Mr. Jerry Wright, Superintendent of Solid Waste Operations, very generously donated his time and gave us a comprehensive tour of his recycling and composting facility. A previous class had toured the recycling operation last fall, so we were most interested in the newly completed composting facility on this tour. This composting facility just began operation during Spring 2003.

 

 

Students attending this tour were, left to right, Sonya Little-Dubray, Paul White Bull (behind Mr. Wright), Violette Bear Runner, Cindy Mesteth, Cathy White Face, Nick Tilsen, Amia Moore, and Alsie LeBeau.

 

The Municipal Recycling Facility (MRF) serves about 80,000 people in the greater Rapid City area and takes in about 175 tons of garbage per day. About 100 tons of that material consists of organic kitchen waste that now goes through the composting facility, instead of having to be disposed of in the landfill.

 

About 13,000 tons of yard waste are also composted and processed into a variety of grades of compost and mulch, which are sold at the MRF facility.

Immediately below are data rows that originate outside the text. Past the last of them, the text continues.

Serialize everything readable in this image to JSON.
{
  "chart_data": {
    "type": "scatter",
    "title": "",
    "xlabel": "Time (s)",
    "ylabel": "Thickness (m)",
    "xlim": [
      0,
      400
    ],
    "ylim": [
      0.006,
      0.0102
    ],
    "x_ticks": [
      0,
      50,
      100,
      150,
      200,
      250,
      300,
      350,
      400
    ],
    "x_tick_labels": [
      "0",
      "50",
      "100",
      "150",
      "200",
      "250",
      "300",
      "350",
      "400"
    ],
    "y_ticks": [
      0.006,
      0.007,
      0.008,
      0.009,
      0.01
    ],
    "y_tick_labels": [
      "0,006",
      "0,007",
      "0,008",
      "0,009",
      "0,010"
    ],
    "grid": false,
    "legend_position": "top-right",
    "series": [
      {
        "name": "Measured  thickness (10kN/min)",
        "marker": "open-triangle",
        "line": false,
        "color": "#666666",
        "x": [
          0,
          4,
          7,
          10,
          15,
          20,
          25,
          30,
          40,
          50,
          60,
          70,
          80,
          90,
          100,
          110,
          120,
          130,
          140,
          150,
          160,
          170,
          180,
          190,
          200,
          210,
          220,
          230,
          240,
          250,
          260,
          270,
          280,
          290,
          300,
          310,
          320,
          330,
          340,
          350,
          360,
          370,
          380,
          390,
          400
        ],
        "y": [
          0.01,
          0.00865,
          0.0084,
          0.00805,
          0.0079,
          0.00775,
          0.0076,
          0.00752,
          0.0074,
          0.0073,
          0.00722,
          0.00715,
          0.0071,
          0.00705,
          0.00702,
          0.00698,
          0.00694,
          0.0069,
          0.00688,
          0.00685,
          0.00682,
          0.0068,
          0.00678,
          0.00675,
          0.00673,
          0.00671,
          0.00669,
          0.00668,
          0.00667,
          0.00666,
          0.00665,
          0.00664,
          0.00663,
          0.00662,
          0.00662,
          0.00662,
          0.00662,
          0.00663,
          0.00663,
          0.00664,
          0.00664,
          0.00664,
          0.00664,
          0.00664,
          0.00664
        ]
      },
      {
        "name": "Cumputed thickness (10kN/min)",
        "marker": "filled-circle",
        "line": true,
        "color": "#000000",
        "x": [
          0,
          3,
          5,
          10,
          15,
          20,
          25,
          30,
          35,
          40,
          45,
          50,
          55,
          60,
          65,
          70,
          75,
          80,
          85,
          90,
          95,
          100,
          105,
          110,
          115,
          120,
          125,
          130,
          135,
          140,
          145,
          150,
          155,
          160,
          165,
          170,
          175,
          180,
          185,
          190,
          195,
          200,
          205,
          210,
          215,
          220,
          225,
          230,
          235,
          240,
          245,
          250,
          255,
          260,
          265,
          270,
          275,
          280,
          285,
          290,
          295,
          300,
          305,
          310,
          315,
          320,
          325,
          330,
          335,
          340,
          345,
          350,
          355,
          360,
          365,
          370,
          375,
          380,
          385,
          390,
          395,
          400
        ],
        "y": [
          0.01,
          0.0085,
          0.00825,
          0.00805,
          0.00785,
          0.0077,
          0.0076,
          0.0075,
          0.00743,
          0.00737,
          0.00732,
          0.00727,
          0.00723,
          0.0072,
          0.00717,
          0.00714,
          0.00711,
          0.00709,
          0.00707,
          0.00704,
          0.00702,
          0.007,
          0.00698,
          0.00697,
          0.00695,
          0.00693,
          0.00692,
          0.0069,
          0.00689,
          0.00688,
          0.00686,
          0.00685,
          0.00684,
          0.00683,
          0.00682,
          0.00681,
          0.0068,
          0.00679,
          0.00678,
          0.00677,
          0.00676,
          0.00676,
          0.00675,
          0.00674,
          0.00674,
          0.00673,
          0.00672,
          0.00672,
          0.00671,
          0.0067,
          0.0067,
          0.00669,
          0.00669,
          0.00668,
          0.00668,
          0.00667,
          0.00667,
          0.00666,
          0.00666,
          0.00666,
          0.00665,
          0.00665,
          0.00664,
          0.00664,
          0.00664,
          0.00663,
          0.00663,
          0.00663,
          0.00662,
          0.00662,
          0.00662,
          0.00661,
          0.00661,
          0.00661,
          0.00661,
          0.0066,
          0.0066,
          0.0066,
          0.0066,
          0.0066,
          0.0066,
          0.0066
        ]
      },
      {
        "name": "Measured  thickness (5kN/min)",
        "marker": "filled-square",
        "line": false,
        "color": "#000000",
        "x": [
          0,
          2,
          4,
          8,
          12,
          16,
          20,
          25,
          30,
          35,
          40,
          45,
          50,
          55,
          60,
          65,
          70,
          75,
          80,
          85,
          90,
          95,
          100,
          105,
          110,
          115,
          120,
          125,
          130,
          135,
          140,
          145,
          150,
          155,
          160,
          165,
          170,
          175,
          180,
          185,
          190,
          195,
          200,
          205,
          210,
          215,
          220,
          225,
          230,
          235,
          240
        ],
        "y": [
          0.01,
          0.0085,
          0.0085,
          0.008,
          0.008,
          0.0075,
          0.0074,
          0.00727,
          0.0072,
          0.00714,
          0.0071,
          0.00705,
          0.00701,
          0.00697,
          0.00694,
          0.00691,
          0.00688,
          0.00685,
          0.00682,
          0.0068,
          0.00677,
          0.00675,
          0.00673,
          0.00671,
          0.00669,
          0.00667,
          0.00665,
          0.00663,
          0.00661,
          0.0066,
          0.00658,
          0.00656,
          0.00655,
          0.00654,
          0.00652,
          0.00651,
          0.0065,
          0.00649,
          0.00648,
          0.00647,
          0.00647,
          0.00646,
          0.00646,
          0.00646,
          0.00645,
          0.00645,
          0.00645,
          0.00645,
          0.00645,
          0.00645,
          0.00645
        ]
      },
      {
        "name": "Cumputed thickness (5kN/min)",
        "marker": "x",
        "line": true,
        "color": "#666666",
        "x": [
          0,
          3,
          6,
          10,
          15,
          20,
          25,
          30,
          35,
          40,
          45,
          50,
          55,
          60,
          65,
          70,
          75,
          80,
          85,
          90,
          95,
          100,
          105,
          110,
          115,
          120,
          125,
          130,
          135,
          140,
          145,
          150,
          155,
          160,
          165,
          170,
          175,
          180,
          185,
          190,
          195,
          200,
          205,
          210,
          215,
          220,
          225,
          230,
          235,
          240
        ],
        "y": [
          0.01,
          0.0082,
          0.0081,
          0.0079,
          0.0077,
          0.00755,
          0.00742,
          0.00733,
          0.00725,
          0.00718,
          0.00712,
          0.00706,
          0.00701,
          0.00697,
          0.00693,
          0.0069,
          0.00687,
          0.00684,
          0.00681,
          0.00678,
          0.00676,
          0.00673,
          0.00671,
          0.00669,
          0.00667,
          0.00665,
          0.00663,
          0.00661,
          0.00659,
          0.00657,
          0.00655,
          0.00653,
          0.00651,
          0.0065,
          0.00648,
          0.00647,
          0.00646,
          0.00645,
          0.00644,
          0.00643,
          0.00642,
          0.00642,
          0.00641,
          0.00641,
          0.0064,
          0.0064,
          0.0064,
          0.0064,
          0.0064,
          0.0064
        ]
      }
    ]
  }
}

In 2003 about $75,000 will be generated in revenue from yard compost sales.

 

 

The Solid Waste Operations are funded by user fees paid by residential customers and landfill scale customers; no taxes are required to support operations.

 

The recycling and composting activities of the MRF will extend the useful life of the current landfill out past the year 2050. Without recycling, the landfill would have had to be closed in 2027. Further benefits of the recycling effort include energy savings and environmental protection resulting from the remanufacture of products from recycled materials compared to obtaining new raw materials and processing those into new products.

 

Organic waste coming into the plant is fed to a conveyer belt that takes it through the sorting room above where non-organic refuse items are manually removed.

 

 

The material then proceeds to these large rotating mixers that pulverize and thoroughly mix the organic wastes.

 

 

The mixed and pulverized organic material is then piled in these channels that run the length of the composting building, where they have water and a solid waste component added to promote the decomposition of organic material. An ingenious stirrer, or turner, crawls along the channels keeping the material well aerated and uniformly mixed.

 

 

During the month-long decomposition process, in which the organic material is becoming nutrient-rich compost, gasses emitted from the microorganisms metabolic processes are filtered through a large outdoor wood chip filter. The resulting odors are so well absorbed that one can only detect a faint musty smell right next to the filter area.

 

 

After the composting process is complete, a final filtering step is carried out in which any remaining bits of plastic or other non degradable materials are removed.

 

 

The final product is a nice-looking mulch suitable for garden or agricultural applications. Though the organic compost is not being actively marketed at this time plans are to create additional revenue for the MRF by selling the material as a farm or garden soil enrichment additive.

 

We got some great ideas about the ecological and economic benefits to be derived from this pioneering effort by Jerry Wright and the Rapid City MRF. We left even more motivated to be diligent in our recycling efforts, saving aluminum and tin cans, plastic and glass containers, and cardboard, to bring to the center for recycling. We also talked about the possibility of starting community organic gardens on the Pine Ridge Reservation.